Darrin Walls

Incarnate Word Cardinals
- Title: Cornerbacks coach / Pass game coordinator

Personal information
- Born: June 20, 1988 (age 37) Pittsburgh, Pennsylvania, U.S.
- Listed height: 6 ft 0 in (1.83 m)
- Listed weight: 190 lb (86 kg)

Career information
- High school: Pittsburgh (PA) Woodland Hills
- College: Notre Dame
- NFL draft: 2011: undrafted

Career history

Playing
- Atlanta Falcons (2011); New York Jets (2012–2015); Detroit Lions (2016)*;
- * Offseason and/or practice squad member only

Coaching
- Baldwin HS (PA) (2017–2019) Defensive coordinator; Slippery Rock (2020) Defensive backs coach; Albany (2021–2022) Cornerbacks coach; Albany (2023–2024) Co-defensive coordinator & cornerbacks coach; Sacramento State (2025) Cornerbacks coach & pass game coordinator; Incarnate Word (2026–present) Cornerbacks coach & pass game coordinator;

Career NFL statistics
- Total tackles: 75
- Pass deflections: 22
- Interceptions: 3
- Stats at Pro Football Reference

= Darrin Walls =

American football player and coach (born 1988)

Darrin Walls, Jr. (born June 20, 1988) is an American college football coach and former cornerback. He currently serves as the cornerbacks coach and pass game coordinator for Incarnate Word, a position he has held since 2026. He was signed by the Atlanta Falcons as an undrafted free agent in 2011. He played college football at Notre Dame.

==Early life==
Walls spent his childhood and adolescence years playing Pop Warner football for the Garfield Gators Youth Football Organization, which has establish a winning tradition throughout the City of Pittsburgh. He attended and graduated from Woodland Hills High School, the same school that produced Jason Taylor. He was a three-sport athlete in football, baseball and track. In football, he played on both sides of the ball. He helped Woodland Hills to WPIAL title as freshman in 2002. He had 53 tackles and six interceptions and also broke up 30 passes, while also rushing for 550 yards and 11 touchdowns, and catching six passes for 230 yards and three scores as a junior.
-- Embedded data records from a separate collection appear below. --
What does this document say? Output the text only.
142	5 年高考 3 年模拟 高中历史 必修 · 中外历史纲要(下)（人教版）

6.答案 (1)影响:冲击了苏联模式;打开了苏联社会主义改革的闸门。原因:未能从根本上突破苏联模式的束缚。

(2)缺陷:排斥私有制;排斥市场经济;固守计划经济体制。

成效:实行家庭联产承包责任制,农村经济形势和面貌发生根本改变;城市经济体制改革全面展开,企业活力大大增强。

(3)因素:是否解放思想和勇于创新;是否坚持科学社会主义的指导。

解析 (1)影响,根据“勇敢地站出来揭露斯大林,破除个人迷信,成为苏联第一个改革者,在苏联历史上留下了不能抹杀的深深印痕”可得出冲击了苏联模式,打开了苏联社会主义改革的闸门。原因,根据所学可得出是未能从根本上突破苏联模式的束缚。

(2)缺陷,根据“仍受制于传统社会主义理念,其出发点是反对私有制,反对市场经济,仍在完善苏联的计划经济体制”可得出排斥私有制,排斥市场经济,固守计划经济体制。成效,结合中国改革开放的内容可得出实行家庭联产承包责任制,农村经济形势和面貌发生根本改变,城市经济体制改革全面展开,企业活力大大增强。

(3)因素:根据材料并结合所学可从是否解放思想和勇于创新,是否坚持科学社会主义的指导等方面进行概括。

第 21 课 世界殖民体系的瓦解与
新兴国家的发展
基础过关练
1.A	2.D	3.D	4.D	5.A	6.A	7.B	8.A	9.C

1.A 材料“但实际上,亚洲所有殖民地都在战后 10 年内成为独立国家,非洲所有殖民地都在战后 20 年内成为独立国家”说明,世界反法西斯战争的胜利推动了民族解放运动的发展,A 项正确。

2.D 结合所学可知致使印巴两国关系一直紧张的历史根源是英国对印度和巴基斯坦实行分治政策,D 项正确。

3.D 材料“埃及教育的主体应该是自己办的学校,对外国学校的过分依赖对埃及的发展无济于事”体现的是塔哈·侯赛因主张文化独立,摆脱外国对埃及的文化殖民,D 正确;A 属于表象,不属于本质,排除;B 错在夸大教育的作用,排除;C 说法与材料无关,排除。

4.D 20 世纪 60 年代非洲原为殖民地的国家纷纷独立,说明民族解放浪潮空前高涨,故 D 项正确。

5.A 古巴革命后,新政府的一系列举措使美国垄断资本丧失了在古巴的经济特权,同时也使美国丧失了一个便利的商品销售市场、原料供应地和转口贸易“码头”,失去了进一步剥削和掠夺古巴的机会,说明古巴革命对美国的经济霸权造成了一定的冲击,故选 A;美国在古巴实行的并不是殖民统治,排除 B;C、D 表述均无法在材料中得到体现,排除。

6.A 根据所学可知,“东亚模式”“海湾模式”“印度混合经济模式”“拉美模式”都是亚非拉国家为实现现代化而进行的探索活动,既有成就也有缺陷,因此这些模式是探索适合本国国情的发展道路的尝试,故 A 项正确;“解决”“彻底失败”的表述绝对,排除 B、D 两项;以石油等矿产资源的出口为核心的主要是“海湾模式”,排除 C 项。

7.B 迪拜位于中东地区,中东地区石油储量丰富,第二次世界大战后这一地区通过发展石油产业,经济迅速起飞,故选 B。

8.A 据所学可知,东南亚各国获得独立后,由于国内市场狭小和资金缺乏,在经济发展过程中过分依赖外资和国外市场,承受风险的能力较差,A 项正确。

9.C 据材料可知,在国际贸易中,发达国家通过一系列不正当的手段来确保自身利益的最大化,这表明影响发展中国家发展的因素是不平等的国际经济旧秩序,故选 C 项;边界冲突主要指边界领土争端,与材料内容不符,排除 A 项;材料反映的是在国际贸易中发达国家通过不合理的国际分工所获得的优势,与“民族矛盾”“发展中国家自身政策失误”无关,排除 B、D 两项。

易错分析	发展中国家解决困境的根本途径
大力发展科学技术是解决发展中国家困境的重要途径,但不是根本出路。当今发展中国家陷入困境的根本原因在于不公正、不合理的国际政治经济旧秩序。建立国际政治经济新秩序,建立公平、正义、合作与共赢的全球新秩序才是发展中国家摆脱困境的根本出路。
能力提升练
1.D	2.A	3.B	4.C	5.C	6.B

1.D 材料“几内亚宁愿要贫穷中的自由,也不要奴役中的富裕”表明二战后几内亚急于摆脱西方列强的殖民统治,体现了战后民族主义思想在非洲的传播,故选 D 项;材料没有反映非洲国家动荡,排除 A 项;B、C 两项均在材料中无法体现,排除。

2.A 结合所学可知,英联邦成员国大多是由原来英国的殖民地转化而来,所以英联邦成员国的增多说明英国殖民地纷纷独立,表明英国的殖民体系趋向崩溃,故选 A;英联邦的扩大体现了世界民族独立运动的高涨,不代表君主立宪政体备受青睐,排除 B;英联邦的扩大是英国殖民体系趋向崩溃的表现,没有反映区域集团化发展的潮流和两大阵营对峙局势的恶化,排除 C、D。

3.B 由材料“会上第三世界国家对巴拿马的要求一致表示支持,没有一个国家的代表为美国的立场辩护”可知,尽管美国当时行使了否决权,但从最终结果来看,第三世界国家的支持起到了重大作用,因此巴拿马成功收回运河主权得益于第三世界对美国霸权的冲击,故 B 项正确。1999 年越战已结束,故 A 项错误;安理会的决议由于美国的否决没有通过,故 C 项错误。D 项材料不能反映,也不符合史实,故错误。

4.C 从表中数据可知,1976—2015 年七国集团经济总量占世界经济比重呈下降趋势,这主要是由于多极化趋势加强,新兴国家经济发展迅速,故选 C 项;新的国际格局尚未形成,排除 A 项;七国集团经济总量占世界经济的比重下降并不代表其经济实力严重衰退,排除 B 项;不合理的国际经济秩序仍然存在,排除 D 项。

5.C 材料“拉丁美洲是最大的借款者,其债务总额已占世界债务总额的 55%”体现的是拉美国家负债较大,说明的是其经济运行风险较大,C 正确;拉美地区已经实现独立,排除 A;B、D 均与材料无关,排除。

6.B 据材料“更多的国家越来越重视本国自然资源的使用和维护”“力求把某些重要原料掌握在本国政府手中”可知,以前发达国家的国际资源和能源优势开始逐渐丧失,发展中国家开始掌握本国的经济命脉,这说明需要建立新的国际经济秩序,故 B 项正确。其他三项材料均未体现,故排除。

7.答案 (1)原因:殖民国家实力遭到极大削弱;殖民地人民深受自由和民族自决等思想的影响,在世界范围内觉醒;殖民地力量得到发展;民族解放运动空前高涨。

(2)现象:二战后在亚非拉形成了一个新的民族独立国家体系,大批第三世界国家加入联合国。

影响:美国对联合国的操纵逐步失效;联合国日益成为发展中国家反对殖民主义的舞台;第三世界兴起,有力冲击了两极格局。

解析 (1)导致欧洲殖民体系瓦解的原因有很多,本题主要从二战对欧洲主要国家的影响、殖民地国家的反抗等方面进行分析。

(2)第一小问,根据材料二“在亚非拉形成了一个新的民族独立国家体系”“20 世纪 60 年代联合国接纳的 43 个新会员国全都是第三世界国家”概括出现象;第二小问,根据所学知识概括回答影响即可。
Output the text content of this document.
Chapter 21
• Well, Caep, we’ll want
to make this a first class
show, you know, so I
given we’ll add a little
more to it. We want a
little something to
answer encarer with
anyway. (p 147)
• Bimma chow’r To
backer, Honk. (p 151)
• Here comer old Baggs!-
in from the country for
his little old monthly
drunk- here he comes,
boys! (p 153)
In his final year, he made 22 tackles, had one interception and rushed 29 times for 235 yards and four touchdowns.

In track & field, Walls competed as a sprinter. He qualified for the 2006 PIAA T&F State Championships in the 100-meter dash (10.94 s) and the 200-meter dash (22.51 s), where he took 11th and 7th, respectively. He also coaches sprinting at Baldwin High School.

==Professional career==

===Atlanta Falcons===
In 2011, he was signed with the Atlanta Falcons as an undrafted free agent. He played five games with the team and had two tackles, an interception and defended two passes for the 2011 season.

===New York Jets===
After an injury to Darrelle Revis the New York Jets signed Walls to their practice squad on September 29, 2012. He was promoted to the active roster on November 22. In 2013, Walls split his time as a starter and reliever with Dee Milliner. During the 2015 season, Walls played in 13 games and collected three tackles, three pass defenses and seven special teams tackles.

===Detroit Lions===
On March 29, 2016, Walls signed a one-year contract with the Detroit Lions. On September 3, he was released by the Lions.

== Coaching career ==
In 2017, Walls was hired as the defensive coordinator for Baldwin High School.

In 2020, Walls was hired as the defensive backs coach for Slippery Rock.

In 2021, Walls was hired as the cornerbacks coach for Albany. In 2023, he was promoted to co-defensive coordinator while retaining his role as cornerbacks coach.

On December 28, 2024, Walls was announced as the cornerbacks coach and pass game coordinator for California State University, Sacramento.

==Personal life==
He is the son of former NBA and CBA player Darrin Walls Sr. His father spent time with the Boston Celtics and Houston Rockets in the 1980s before heading to Sacramento to play in the CBA.